Sont-ils bouchés, ces enseignants ! Ils ne comprennent pas tout le bien qu'on leur veut. Quand Édouard Philippe, après avoir admis que, « si on applique mécaniquement la réforme, on obtiendrait des niveaux de pension sensiblement inférieurs [aux pensions actuelles] », assure que « le niveau de pensions reste[ra] identique », grâce à une revalorisation des salaires, ils ne le croient pas. Ni Jean-Michel Blanquer, qui perd de son crédit depuis qu'il est devenu un soutien inconditionnel de Macron, quand il affirme : « Les pensions ne baisseront pas, ni pour ceux nés avant 1975 ni pour ceux nés après. Ce sera écrit dans la loi, ce sera vérifiable. »

Ah, si les promesses d'un ministre étaient paroles d'évangile ! Las ! Les propos de ces membres éminents du gouvernement sont contredits par les faits.
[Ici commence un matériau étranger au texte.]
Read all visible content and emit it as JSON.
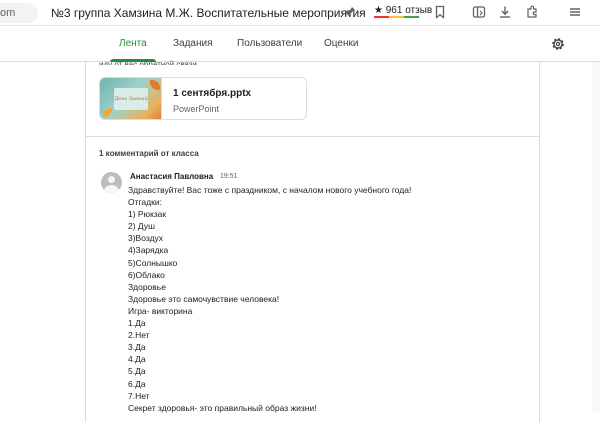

Même sans tenir compte de la perte considérable de pouvoir d'achat des personnels de l'Éducation nationale, qui justifierait à elle seule une revalorisation des traitements, il faudrait plusieurs milliards, chaque année, pour permettre aux professeurs, avec le nouveau système de calcul, d'obtenir une pension comparable aux pensions actuelles. Cause toujours, semblent penser les principaux concernés : il y a forcément anguille sous roche ! On leur promet que, demain, on rasera gratis. Sans trop de risques car, demain ou après-demain, quand la réforme s'appliquera, on ne sera plus aux affaires.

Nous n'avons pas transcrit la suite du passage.